© h.hofstede (h.hofstede@hogeland.nl)

  OPGAVEN.
       
1. Twee ladders staan in een nauwe steeg die 12 meter breed is. Elke ladder staat van de voet van de ene muur schuin door de steeg tegen de andere muur. Ze vormen zo samen een X-vorm (zie figuur).
De ene ladder is 13 meter lang, en de andere 20 meter

Op welke hoogte raken de ladders elkaar?

 

       
2. Op mijn 11e verjaardag plantte ik een boompje dat toen 90 cm hoog was. Dat boompje zal in 4 jaar groeien tot 270 cm. Ikzelf was 135 cm toen ik het plantte, en op mijn 15e ben ik 165 cm.
Als het boompje en ik beiden lineair groeien, wanneer zijn wij dan even lang?
       
3. Gegeven zijn drie verschillende lijnen, waarbij q een constant getal is;
y = 5x + q
y
= qx + 5
y = x + 7

Het snijpunt van de laatste twee lijnen is  ((2/(q - 1), 2/(q - 1) + 7) 
blijken door één punt te gaan.  Bereken q
       
  a.

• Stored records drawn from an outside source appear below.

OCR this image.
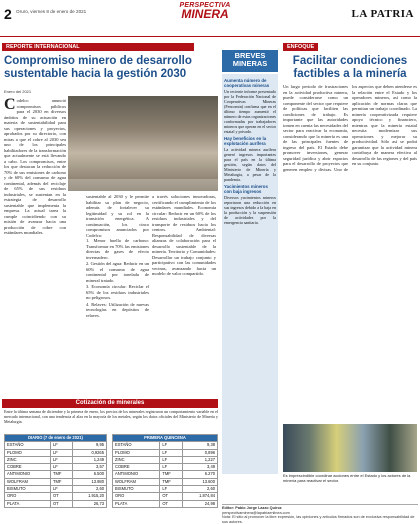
2 Oruro, viernes 8 de enero de 2021
PERSPECTIVA
MINERA	LA PATRIA
REPORTE INTERNACIONAL
Compromiso minero de desarrollo sustentable hacia la gestión 2030
Enero del 2021
C odelco anunció compromisos públicos para el 2030 en diversos ámbitos de su actuación en materia de sustentabilidad para sus operaciones y proyectos, aprobados por su directorio, con miras a que el cobre al 2030 sea uno de los principales habilitadores de la transformación que actualmente se está llevando a cabo. Los compromisos, entre los que destacan la reducción de 70% de sus emisiones de carbono y de 60% del consumo de agua continental, además del reciclaje de 65% de sus residuos industriales, se sustentan en la estrategia de desarrollo sustentable que implementa la empresa. La actual tarea la cumple coincidiendo con su misión de avanzar hacia una producción de cobre con estándares mundiales.
sustentable al 2030 y le permite habilitar su plan de negocio, además de fortalecer su legitimidad y su rol en la transición energética. A continuación, los cinco compromisos anunciados por Codelco:
1. Menor huella de carbono: Transformar en 70% las emisiones directas de gases de efecto invernadero.
2. Gestión del agua: Reducir en un 60% el consumo de agua continental por tonelada de mineral tratado.
3. Economía circular: Reciclar el 65% de los residuos industriales no peligrosos.
4. Relaves: Utilización de nuevas tecnologías en depósitos de relaves.
a través soluciones innovadoras, certificando el cumplimiento de los estándares mundiales. Economía circular: Reducir en un 60% de los residuos industriales y del transporte de residuos hacia los centros. Ambiental: Responsabilidad de diversas alianzas de colaboración para el desarrollo sustentable de la minería. Territorio y Comunidades: Desarrollar un trabajo conjunto y participativo con las comunidades vecinas, avanzando hacia un modelo de valor compartido.
BREVES
MINERAS
Aumenta número de cooperativas mineras
Un reciente informe presentado por la Federación Nacional de Cooperativas Mineras (Fencomin) confirma que en el último tiempo aumentó el número de estas organizaciones conformadas por trabajadores mineros que operan en el sector estatal y privado.
Hay beneficios en la explotación aurífera
La actividad minera aurífera generó ingresos importantes para el país en la última gestión, según datos del Ministerio de Minería y Metalurgia, a pesar de la pandemia.
Yacimientos mineros con baja ingresos
Diversos yacimientos mineros reportaron una reducción en sus ingresos debido a la baja en la producción y la suspensión de actividades por la emergencia sanitaria.
ENFOQUE
Facilitar condiciones factibles a la minería
Un largo periodo de frustraciones en la actividad productiva minera, puede considerarse como un componente del sector que requiere de políticas que faciliten las condiciones de trabajo. Es importante que las autoridades tomen en cuenta las necesidades del sector para reactivar la economía, considerando que la minería es una de las principales fuentes de ingreso del país. El Estado debe promover inversiones, generar seguridad jurídica y abrir espacios para el desarrollo de proyectos que generen empleo y divisas. Uno de los aspectos que deben atenderse es la relación entre el Estado y los operadores mineros, así como la aplicación de normas claras que permitan un trabajo coordinado. La minería cooperativizada requiere apoyo técnico y financiero, mientras que la minería estatal necesita modernizar sus operaciones y mejorar su productividad. Sólo así se podrá garantizar que la actividad minera contribuya de manera efectiva al desarrollo de las regiones y del país en su conjunto.
Es imprescindible coordinar acciones entre el Estado y los actores de la minería para reactivar el sector.
Cotización de minerales
Entre la última semana de diciembre y la primera de enero, los precios de los minerales registraron un comportamiento variable en el mercado internacional, con una tendencia al alza en la mayoría de los metales, según los datos oficiales del Ministerio de Minería y Metalurgia.
DIARIO (7 de enero de 2021)		
ESTAÑO	LF	9,95
PLOMO	LF	0,9265
ZINC	LF	1,249
COBRE	LF	3,57
ANTIMONIO	TMF	6.500
WOLFRAM	TMF	13.980
BISMUTO	LF	2,60
ORO	OT	1.915,20
PLATA	OT	26,73
PRIMERA QUINCENA		
ESTAÑO	LF	9,38
PLOMO	LF	0,896
ZINC	LF	1,227
COBRE	LF	3,49
ANTIMONIO	TMF	6.270
WOLFRAM	TMF	13.600
BISMUTO	LF	2,60
ORO	OT	1.874,84
PLATA	OT	24,98
Editor: Pablo Jorge Lazzo Quiroz
perspectivaminera@lapatriaenlinea.com
Nota: El sitio al promover la libre expresión, las opiniones y artículos firmados son de exclusiva responsabilidad de sus autores.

Toon dat aan.
       
  b. Bereken q als de lijnen alle drie door één punt gaan.
       
4. Examenvraagstuk HAVO Wiskunde B, 2004
       
  Gegeven zijn de twee functies:

f(x) = 0,5x + 2   en   g(x) = 8 - x

De grafiek van f snijdt de y-as in punt A.
De grafiek van g snijdt de y-as in punt B.
De twee grafieken snijden elkaar in punt C.

     
  a. Bereken de oppervlakte van driehoek ABC.
     
  Lijn l is evenwijdig aan de y-as
Lijn l snijdt de grafiek van f in punt S en de grafiek van g in punt T. Er geldt  ST = 18
       
  b. Bereken de mogelijke coördinaten van S en T.